Lancée en juin 2016, l’application Too Good to Go a séduit 1 300 commerçants à date. Des commerçants locaux et urbains, souvent indépendants, comme des boulangers, des pâtissiers et des traiteurs. Les grands groupes s’intéressent également, via leurs franchisés, à cette solution dont le fer de lance est la lutte contre le gaspillage alimentaire. La start-up française, déclinaison de la version danoise née en 2015, compte aujourd’hui parmi ses clients Eric Kayser, Paul, Exki et Planet Sushi, mais aussi des noms de la grande distribution comme E.Leclerc, Carrefour et Système U. Séduits par l’idée de revendre leurs invendus à petit prix pour en faire profiter les consommateurs via une plateforme dédiée, ils sont également satisfaits de participer au combat anti-gaspillage. "Tous les commerçant sont confrontés à cette problématique, résume Camille Colbus, directrice des opérations de la jeune pousse Too Good to Go. Il s’agit donc de leur proposer une solution simple, facile à utiliser".
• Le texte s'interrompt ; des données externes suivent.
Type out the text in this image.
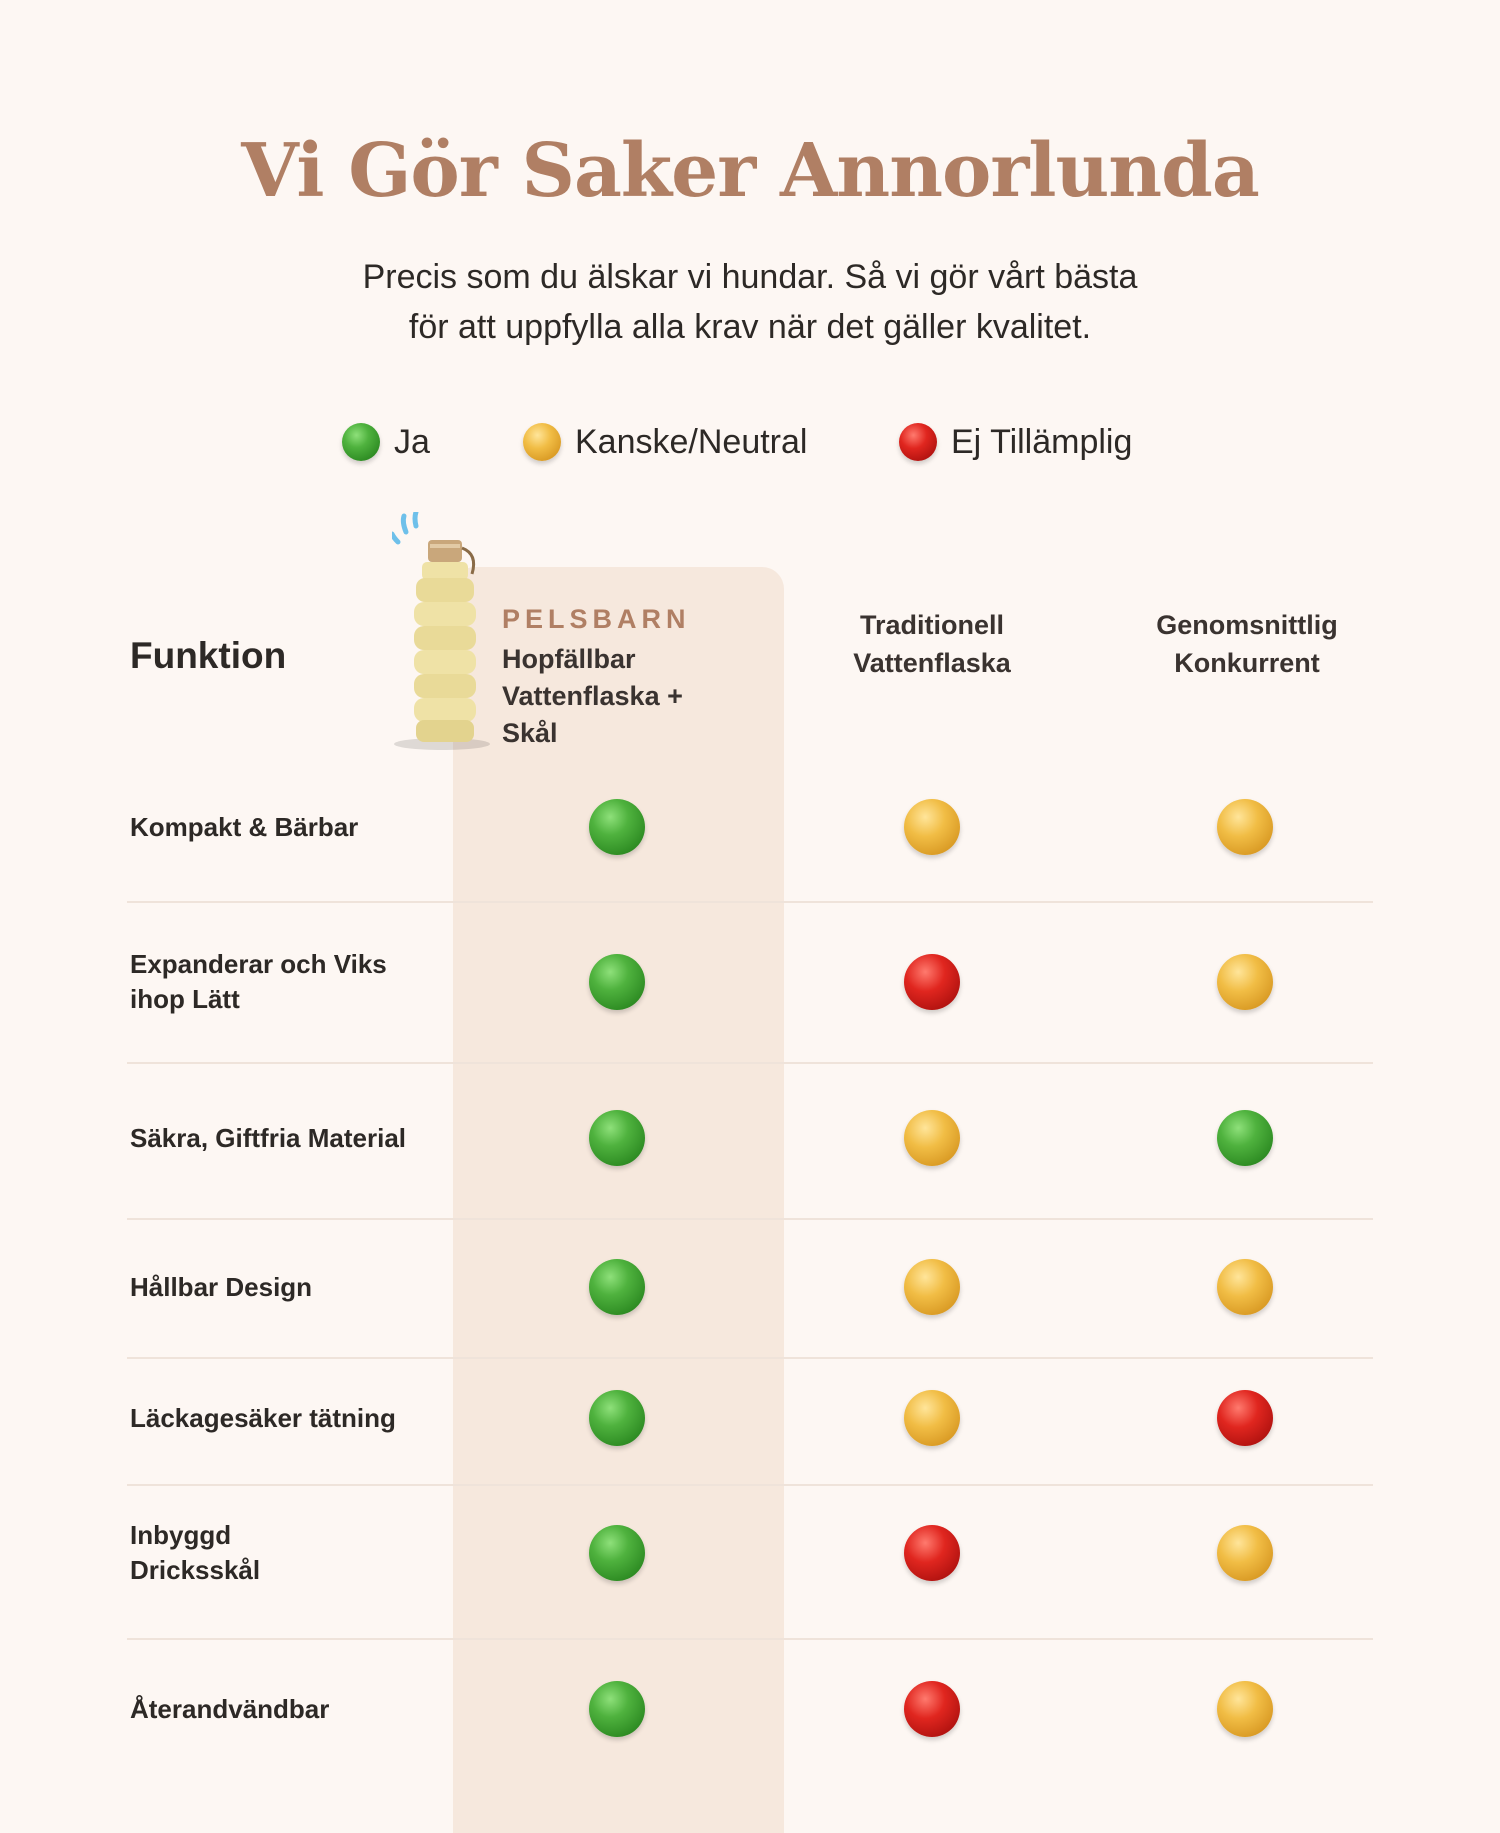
Vi Gör Saker Annorlunda

Precis som du älskar vi hundar. Så vi gör vårt bästa
för att uppfylla alla krav när det gäller kvalitet.

Ja	Kanske/Neutral	Ej Tillämplig
Funktion
PELSBARN
Hopfällbar
Vattenflaska +
Skål
Traditionell
Vattenflaska
Genomsnittlig
Konkurrent
Kompakt & Bärbar
Expanderar och Viks
ihop Lätt
Säkra, Giftfria Material
Hållbar Design
Läckagesäker tätning
Inbyggd
Dricksskål
Återandvändbar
Thomas Pocher en fait partie. Le directeur des magasins Leclerc de Templeuve et Wattrelos (59) a adhéré au projet Too Good To Go depuis le début. "Il y a de vraies attentes des consommateurs sur cette question, et ne pas jeter les denrées alimentaires est aussi une question de principe", explique cet adhérent, par ailleurs en charge de ces questions chez Leclerc et à l’origine d’un certain nombre de projets RSE comme les kits de légumes, les produits "Greencook" ou le lancement de la marque Bon et Bien. En magasin, les initiatives en lien avec le développement durable et la consommation responsable sont par ailleurs indiquées via de l’affichage dans les rayons concernés.

Des campagnes e-mailing sont également adressées aux clients ou activées sur les réseaux sociaux.

Un déploiement plus facile via les réseaux de franchise

Alors qu’en France, l’appli est disponible dans une trentaine de villes et qu’un pilote est en cours chez Monoprix, l’équipe de Too Good To Go veut aller plus loin. "Nous souhaitons développer l’application partout, et pas qu’en centre-ville", précise Camille Colbus. Dans le viseur de la start-up, les grandes surfaces, elles aussi confrontées quotidiennement aux invendus alimentaires. Pour Thomas Pocher, "il y avait déjà des solutions pertinentes pour les produites à DLC courte, mais inopérantes pour le pain de la veille ou les cagettes de légumes. Nous produisons toujours trop de pain pour en proposer jusqu’au soir aux clients, et nous n’écoulons pas certains fruits et légumes pour des raisons esthétiques". Ainsi, entre 150 et 250 kg de fruits et légumes peuvent être proposés, chaque jour et à bas prix, aux consommateurs via l’application Too Good To Go. Une centaine de transactions par mois est enregistrée. "Il n'y a pas vraiment de différence entre un commerce de centre-ville et un hyper périurbain, analyse Camille Colbus. Nous écoutons leur besoin et mettons en place une offre adaptée à leur problématique d'invendus". Une vision partagée par  Thomas Pocher : "La clientèle est proche de celle qui l’utilise en centre-ville, à savoir les étudiants. Et tant pieux si elle permet de faire venir des millennials dans nos magasins !"

Pour se déployer, Too Good To Go compte aussi sur le bouche-à-oreille entre professionnels. "Les discussions avec les franchisés sont plus souples qu’avec les sièges, confie Camille Colbus. En franchise, le dispositif se met immédiatement en place. Certains franchisés nous contactent de la part de leurs collègues pour mieux nous connaître", ajoute la jeune femme. "Too Good To Go donne de la visibilité au combat anti-gaspillage", ajoute Thomas Pocher.

Incubée dès octobre 2016 par Paris&Co, puis par SenseCube, la start-up affiche une croissance mensuelle moyenne de 40% en 2016 et revendique 300 000 utilisateurs en France. Too Good to Go revendique un million de repas sauvés dans six pays d'Europe.